Nam Areal Ond Dina is a 2010 Indian Kannada-language romantic drama film directed by Aravind Kaushik and starring Anish Tejeshwar, Meghana Gaonkar, and Rakshit Shetty. The film began production in 2008 and released two years later. This film marked the acting debut of Gaonkar and Shetty and the directorial debut of Aravind Kaushik. This film was supposed to be the debut film of Tejeshwar, but Police Quarters ended up releasing first. Mandya Ramesh, Kuri Prathap, and Ravi Teja were cast in supporting roles and a song pictured on Ramesh was included in the film.

Gaonkar, Shetty, and Janya collaborated with Kaushik for his second film Tuglak (2012). An unreleased sequel titled Namma Arealli Innondu Dina began production in 2012.

== Plot ==
The film is about a man, Chinna, who has no major goal in his life, runs after a girl named Chinnu. When she wants him to make Rs. 5000 a month, he manages to get the money illegally. Chinna faces more problems after he learns about Chinnu's other love interest, Aravind.

== Cast ==
- Anish Tejeshwar as Chinna
- Meghana Gaonkar as Chinnu
- Rakshit Shetty as Aravind
- Mandya Ramesh
- Kuri Prathap

== Soundtrack ==
The songs are composed by Arjun Janya. Regarding the songs, a critic from Rediff wrote that "While Nenapu is a melodious composition, the other songs -- by Arjun -- are just okay. Some of them could have been done away with".
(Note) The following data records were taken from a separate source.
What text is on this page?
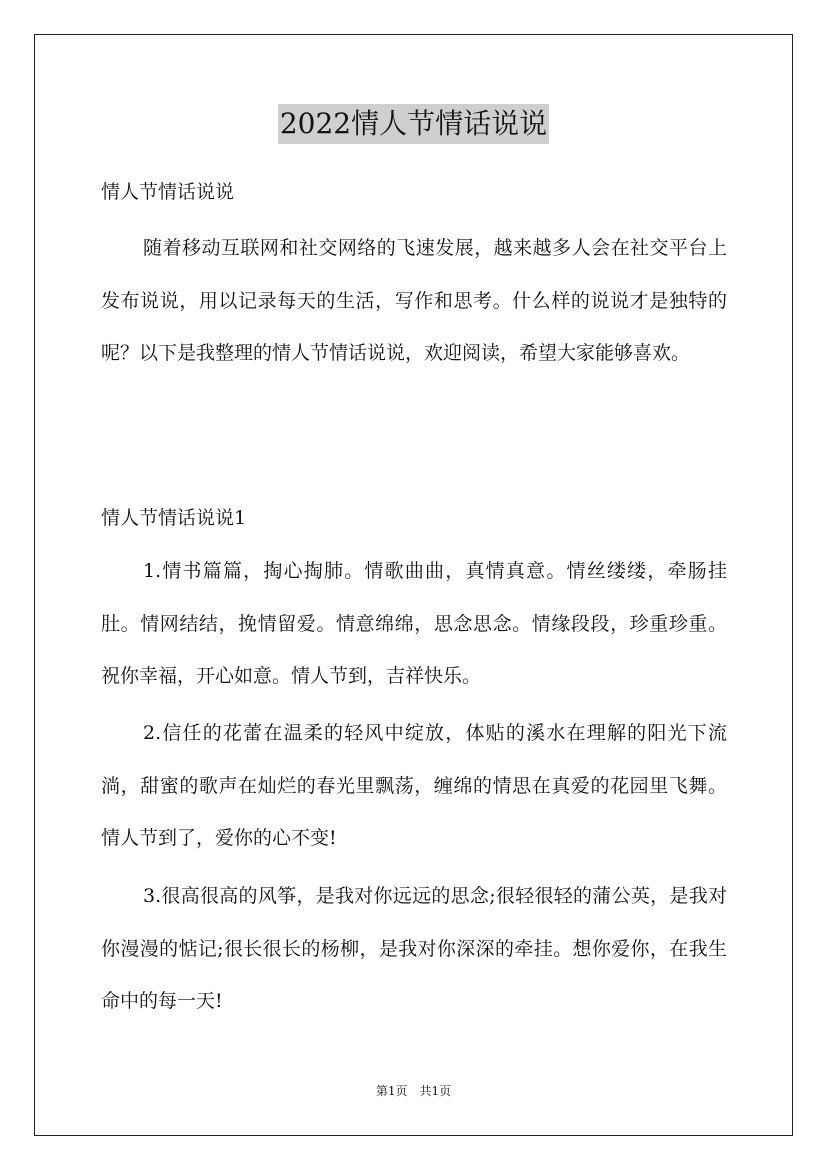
2022情人节情话说说

情人节情话说说

随着移动互联网和社交网络的飞速发展，越来越多人会在社交平台上发布说说，用以记录每天的生活，写作和思考。什么样的说说才是独特的呢？以下是我整理的情人节情话说说，欢迎阅读，希望大家能够喜欢。

情人节情话说说1

1.情书篇篇，掏心掏肺。情歌曲曲，真情真意。情丝缕缕，牵肠挂肚。情网结结，挽情留爱。情意绵绵，思念思念。情缘段段，珍重珍重。祝你幸福，开心如意。情人节到，吉祥快乐。

2.信任的花蕾在温柔的轻风中绽放，体贴的溪水在理解的阳光下流淌，甜蜜的歌声在灿烂的春光里飘荡，缠绵的情思在真爱的花园里飞舞。情人节到了，爱你的心不变!

3.很高很高的风筝，是我对你远远的思念;很轻很轻的蒲公英，是我对你漫漫的惦记;很长很长的杨柳，是我对你深深的牵挂。想你爱你，在我生命中的每一天!

第1页　共1页
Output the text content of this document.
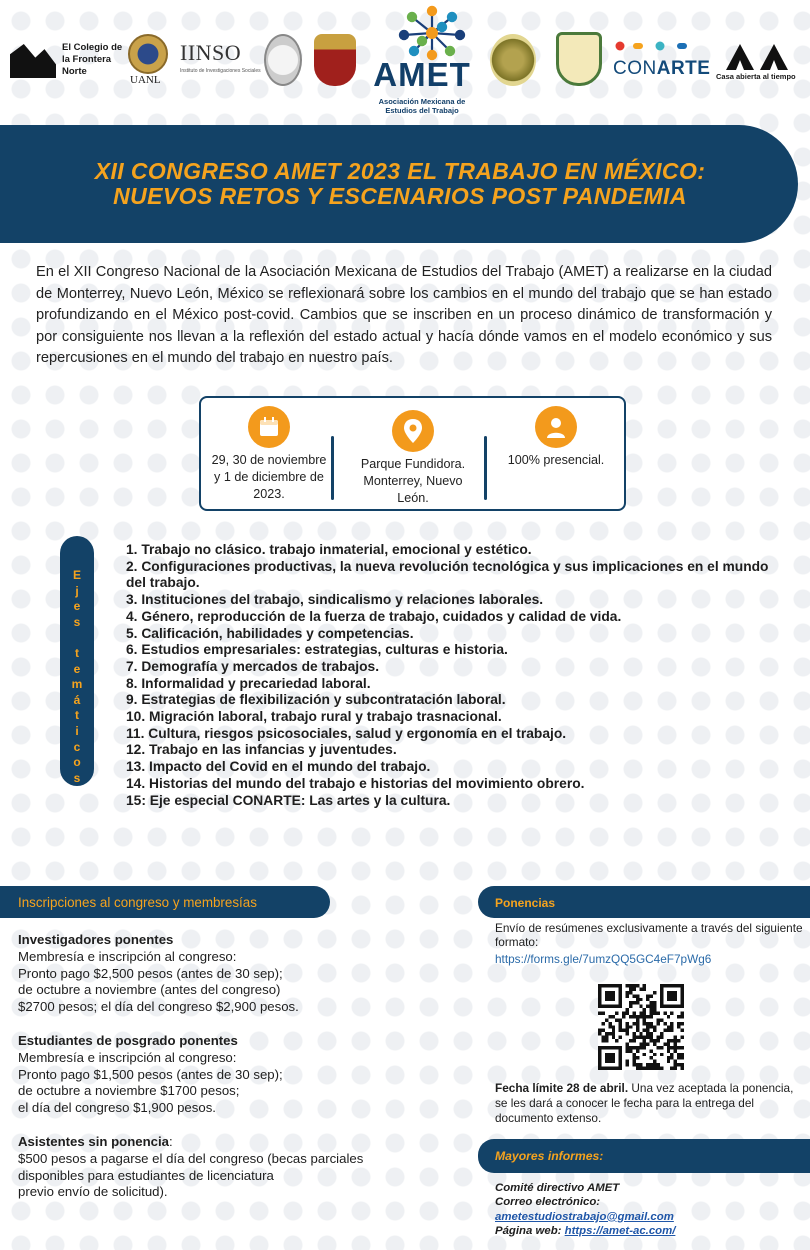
El Colegio de la Frontera Norte
UANL
IINSO
Instituto de Investigaciones Sociales	AMET
Asociación Mexicana de Estudios del Trabajo
CONARTE Casa abierta al tiempo
XII CONGRESO AMET 2023 EL TRABAJO EN MÉXICO:
NUEVOS RETOS Y ESCENARIOS POST PANDEMIA

En el XII Congreso Nacional de la Asociación Mexicana de Estudios del Trabajo (AMET) a realizarse en la ciudad de Monterrey, Nuevo León, México se reflexionará sobre los cambios en el mundo del trabajo que se han estado profundizando en el México post-covid. Cambios que se inscriben en un proceso dinámico de transformación y por consiguiente nos llevan a la reflexión del estado actual y hacía dónde vamos en el modelo económico y sus repercusiones en el mundo del trabajo en nuestro país.

29, 30 de noviembre y 1 de diciembre de 2023.
Parque Fundidora. Monterrey, Nuevo León.
100% presencial.
E
j
e
s

t
e
m
á
t
i
c
o
s
1. Trabajo no clásico. trabajo inmaterial, emocional y estético.
2. Configuraciones productivas, la nueva revolución tecnológica y sus implicaciones en el mundo del trabajo.
3. Instituciones del trabajo, sindicalismo y relaciones laborales.
4. Género, reproducción de la fuerza de trabajo, cuidados y calidad de vida.
5. Calificación, habilidades y competencias.
6. Estudios empresariales: estrategias, culturas e historia.
7. Demografía y mercados de trabajos.
8. Informalidad y precariedad laboral.
9. Estrategias de flexibilización y subcontratación laboral.
10. Migración laboral, trabajo rural y trabajo trasnacional.
11. Cultura, riesgos psicosociales, salud y ergonomía en el trabajo.
12. Trabajo en las infancias y juventudes.
13. Impacto del Covid en el mundo del trabajo.
14. Historias del mundo del trabajo e historias del movimiento obrero.
15: Eje especial CONARTE: Las artes y la cultura.
Inscripciones al congreso y membresías
Investigadores ponentes
Membresía e inscripción al congreso:
Pronto pago $2,500 pesos (antes de 30 sep);
de octubre a noviembre (antes del congreso)
$2700 pesos; el día del congreso $2,900 pesos.
Estudiantes de posgrado ponentes
Membresía e inscripción al congreso:
Pronto pago $1,500 pesos (antes de 30 sep);
de octubre a noviembre $1700 pesos;
el día del congreso $1,900 pesos.
Asistentes sin ponencia:
$500 pesos a pagarse el día del congreso (becas parciales
disponibles para estudiantes de licenciatura
previo envío de solicitud).
Ponencias
Envío de resúmenes exclusivamente a través del siguiente formato:
https://forms.gle/7umzQQ5GC4eF7pWg6
Fecha límite 28 de abril. Una vez aceptada la ponencia, se les dará a conocer le fecha para la entrega del documento extenso.
Mayores informes:
Comité directivo AMET
Correo electrónico:
ametestudiostrabajo@gmail.com
Página web: https://amet-ac.com/
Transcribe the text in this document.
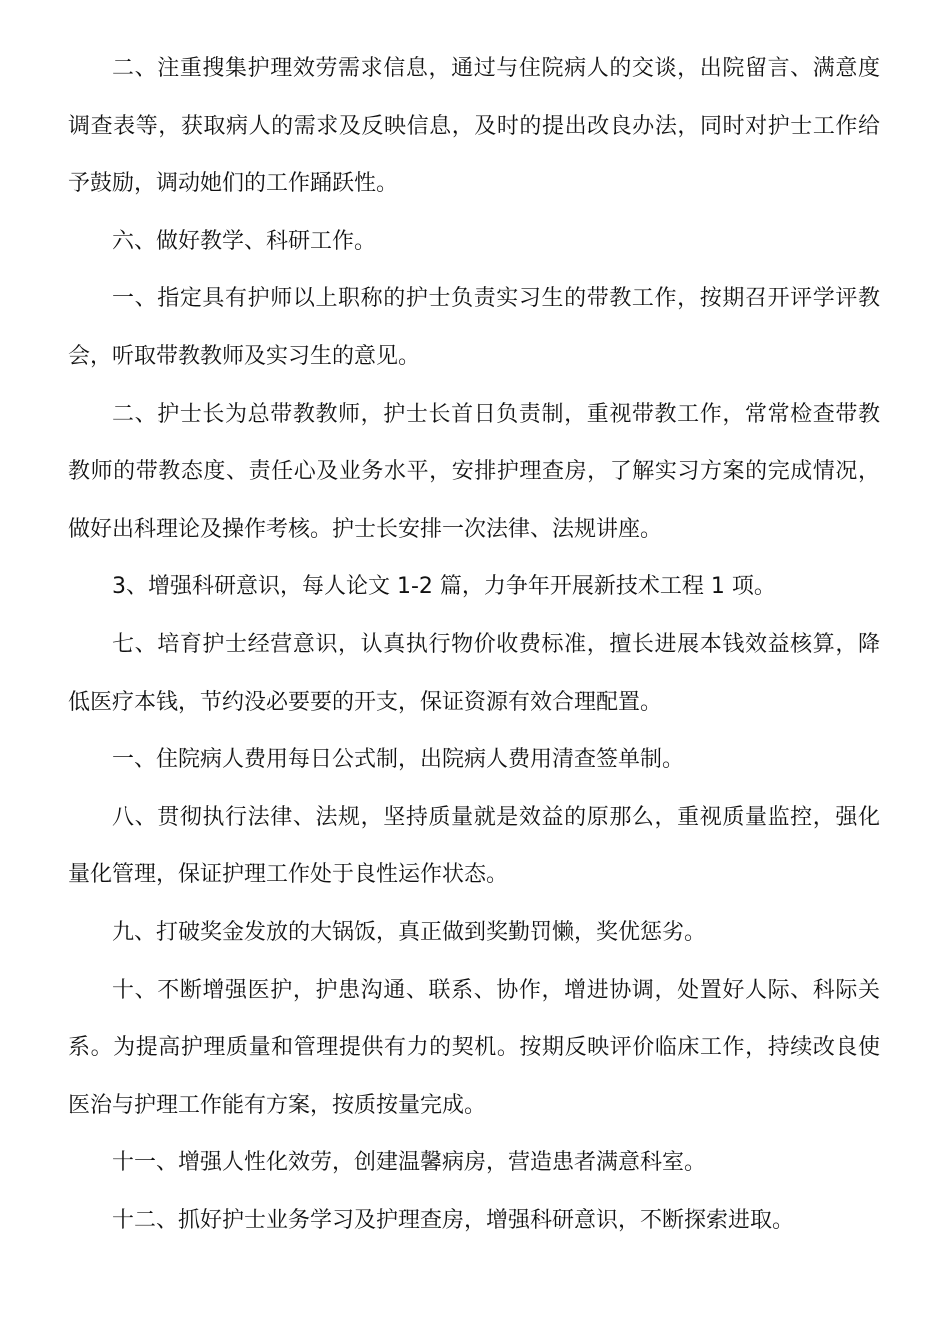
二、注重搜集护理效劳需求信息，通过与住院病人的交谈，出院留言、满意度调查表等，获取病人的需求及反映信息，及时的提出改良办法，同时对护士工作给予鼓励，调动她们的工作踊跃性。

六、做好教学、科研工作。

一、指定具有护师以上职称的护士负责实习生的带教工作，按期召开评学评教会，听取带教教师及实习生的意见。

二、护士长为总带教教师，护士长首日负责制，重视带教工作，常常检查带教教师的带教态度、责任心及业务水平，安排护理查房，了解实习方案的完成情况，做好出科理论及操作考核。护士长安排一次法律、法规讲座。

3、增强科研意识，每人论文 1-2 篇，力争年开展新技术工程 1 项。

七、培育护士经营意识，认真执行物价收费标准，擅长进展本钱效益核算，降低医疗本钱，节约没必要要的开支，保证资源有效合理配置。

一、住院病人费用每日公式制，出院病人费用清查签单制。

八、贯彻执行法律、法规，坚持质量就是效益的原那么，重视质量监控，强化量化管理，保证护理工作处于良性运作状态。

九、打破奖金发放的大锅饭，真正做到奖勤罚懒，奖优惩劣。

十、不断增强医护，护患沟通、联系、协作，增进协调，处置好人际、科际关系。为提高护理质量和管理提供有力的契机。按期反映评价临床工作，持续改良使医治与护理工作能有方案，按质按量完成。

十一、增强人性化效劳，创建温馨病房，营造患者满意科室。

十二、抓好护士业务学习及护理查房，增强科研意识，不断探索进取。
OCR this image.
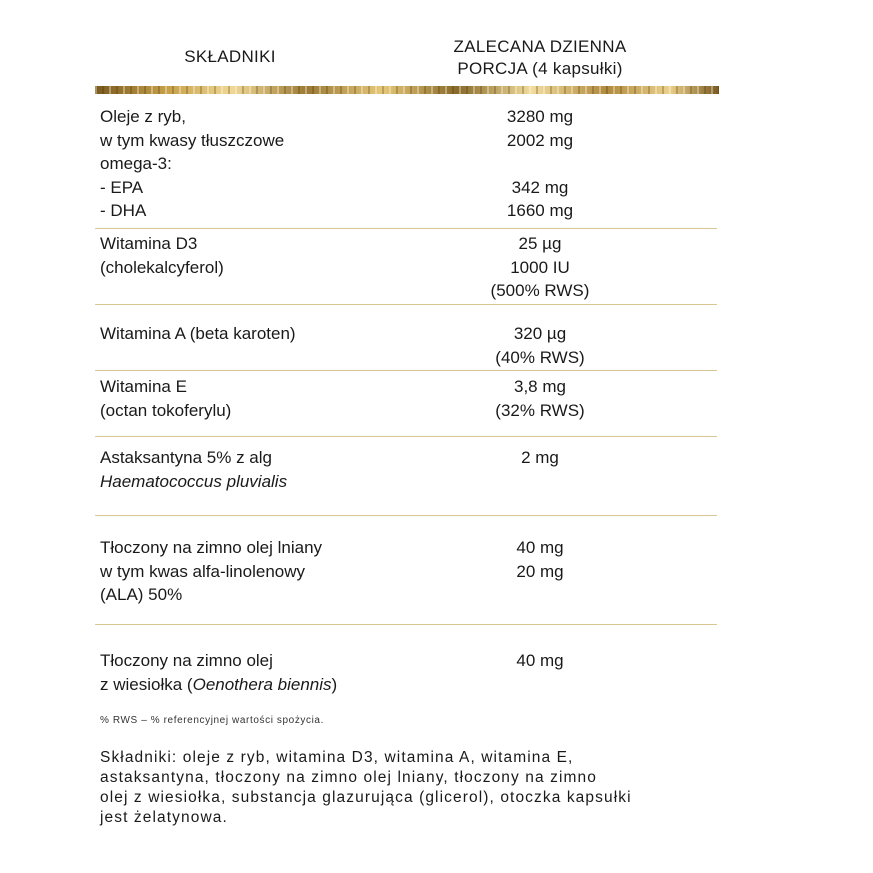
SKŁADNIKI
ZALECANA DZIENNA
PORCJA (4 kapsułki)
Oleje z ryb,
w tym kwasy tłuszczowe
omega-3:
- EPA
- DHA
3280 mg
2002 mg

342 mg
1660 mg
Witamina D3
(cholekalcyferol)
25 µg
1000 IU
(500% RWS)
Witamina A (beta karoten)	320 µg
(40% RWS)
Witamina E
(octan tokoferylu)
3,8 mg
(32% RWS)
Astaksantyna 5% z alg
Haematococcus pluvialis
2 mg
Tłoczony na zimno olej lniany
w tym kwas alfa-linolenowy
(ALA) 50%
40 mg
20 mg
Tłoczony na zimno olej
z wiesiołka (Oenothera biennis)
40 mg
% RWS – % referencyjnej wartości spożycia.
Składniki: oleje z ryb, witamina D3, witamina A, witamina E,
astaksantyna, tłoczony na zimno olej lniany, tłoczony na zimno
olej z wiesiołka, substancja glazurująca (glicerol), otoczka kapsułki
jest żelatynowa.
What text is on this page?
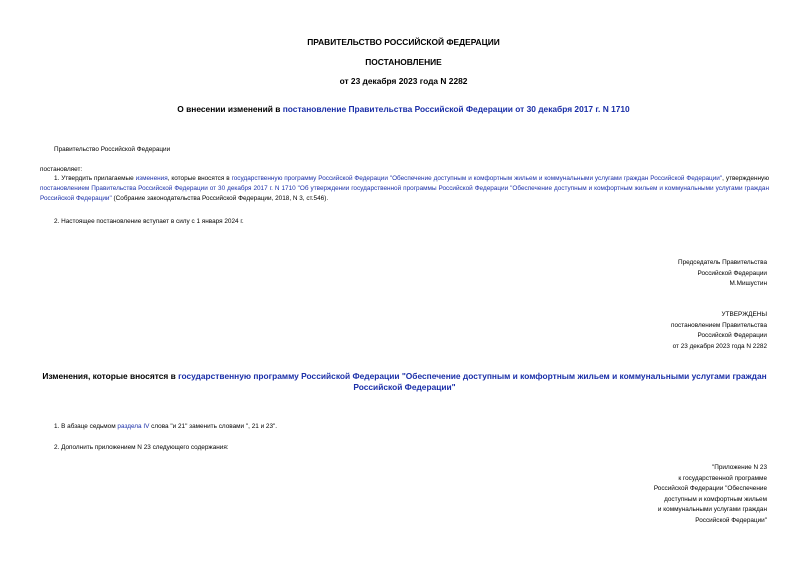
ПРАВИТЕЛЬСТВО РОССИЙСКОЙ ФЕДЕРАЦИИ
ПОСТАНОВЛЕНИЕ
от 23 декабря 2023 года N 2282
О внесении изменений в постановление Правительства Российской Федерации от 30 декабря 2017 г. N 1710
Правительство Российской Федерации
постановляет:
1. Утвердить прилагаемые изменения, которые вносятся в государственную программу Российской Федерации "Обеспечение доступным и комфортным жильем и коммунальными услугами граждан Российской Федерации", утвержденную постановлением Правительства Российской Федерации от 30 декабря 2017 г. N 1710 "Об утверждении государственной программы Российской Федерации "Обеспечение доступным и комфортным жильем и коммунальными услугами граждан Российской Федерации" (Собрание законодательства Российской Федерации, 2018, N 3, ст.546).
2. Настоящее постановление вступает в силу с 1 января 2024 г.
Председатель Правительства
Российской Федерации
М.Мишустин
УТВЕРЖДЕНЫ
постановлением Правительства
Российской Федерации
от 23 декабря 2023 года N 2282
Изменения, которые вносятся в государственную программу Российской Федерации "Обеспечение доступным и комфортным жильем и коммунальными услугами граждан Российской Федерации"
1. В абзаце седьмом раздела IV слова "и 21" заменить словами ", 21 и 23".
2. Дополнить приложением N 23 следующего содержания:
"Приложение N 23
к государственной программе
Российской Федерации "Обеспечение
доступным и комфортным жильем
и коммунальными услугами граждан
Российской Федерации"
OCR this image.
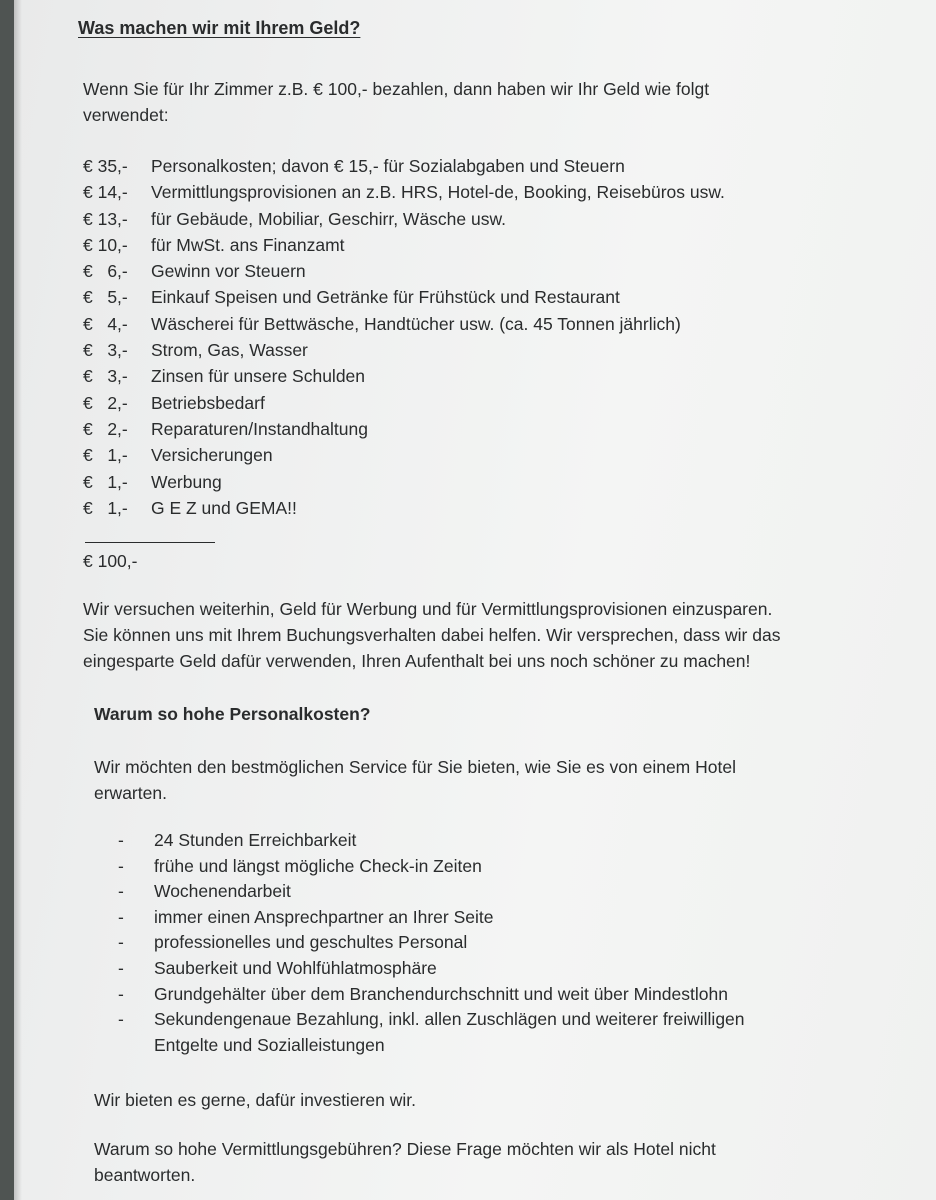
Was machen wir mit Ihrem Geld?
Wenn Sie für Ihr Zimmer z.B. € 100,- bezahlen, dann haben wir Ihr Geld wie folgt
verwendet:
€ 35,- Personalkosten; davon € 15,- für Sozialabgaben und Steuern
€ 14,- Vermittlungsprovisionen an z.B. HRS, Hotel-de, Booking, Reisebüros usw.
€ 13,- für Gebäude, Mobiliar, Geschirr, Wäsche usw.
€ 10,- für MwSt. ans Finanzamt
€   6,- Gewinn vor Steuern
€   5,- Einkauf Speisen und Getränke für Frühstück und Restaurant
€   4,- Wäscherei für Bettwäsche, Handtücher usw. (ca. 45 Tonnen jährlich)
€   3,- Strom, Gas, Wasser
€   3,- Zinsen für unsere Schulden
€   2,- Betriebsbedarf
€   2,- Reparaturen/Instandhaltung
€   1,- Versicherungen
€   1,- Werbung
€   1,- G E Z und GEMA!!
€ 100,-
Wir versuchen weiterhin, Geld für Werbung und für Vermittlungsprovisionen einzusparen.
Sie können uns mit Ihrem Buchungsverhalten dabei helfen. Wir versprechen, dass wir das
eingesparte Geld dafür verwenden, Ihren Aufenthalt bei uns noch schöner zu machen!
Warum so hohe Personalkosten?
Wir möchten den bestmöglichen Service für Sie bieten, wie Sie es von einem Hotel
erwarten.
- 24 Stunden Erreichbarkeit
- frühe und längst mögliche Check-in Zeiten
- Wochenendarbeit
- immer einen Ansprechpartner an Ihrer Seite
- professionelles und geschultes Personal
- Sauberkeit und Wohlfühlatmosphäre
- Grundgehälter über dem Branchendurchschnitt und weit über Mindestlohn
- Sekundengenaue Bezahlung, inkl. allen Zuschlägen und weiterer freiwilligen
Entgelte und Sozialleistungen
Wir bieten es gerne, dafür investieren wir.
Warum so hohe Vermittlungsgebühren? Diese Frage möchten wir als Hotel nicht
beantworten.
| No. | Title | Lyrics | Singer(s) | Length |
|---|---|---|---|---|
| 1. | "Manmathana" | Arvind Kaushik | Priya Prakash | 5:00 |
| 2. | "Thalenovu" | Arvind Kaushik | Hemanth Kumar, Harsha, Arjun Janya | 5:35 |
| 3. | "Nenape" | K. Kalyan | Karthik | 5:38 |
| 4. | "Nam Areal (Bit)" |  | Arjun Janya | 1:33 |
| 5. | "Jamaise" | Arvind Kaushik, Manjunath Bagade | Ranjith, Chaitra H. G. | 4:34 |
| 6. | "Kanyamani" | Arvind Kaushik | Mukesh, Ramadevi, Vijay, Divya | 4:35 |
| 7. | "Kaapaadiko" | Arvind Kaushik, Manjunath Bagade | Karthik, Shamitha Malnad | 5:39 |
| Total length: |  |  |  | 32:34 |

== Reception ==

A critic from the Bangalore Mirror noted that "The director’s non-linear narration turns out to be the biggest asset of the film". A critic from Rediff gave the film a rating of three out of five stars and stated that "Colloquial dialogues by Arvind is another strong point. But the film could have had a better screenplay".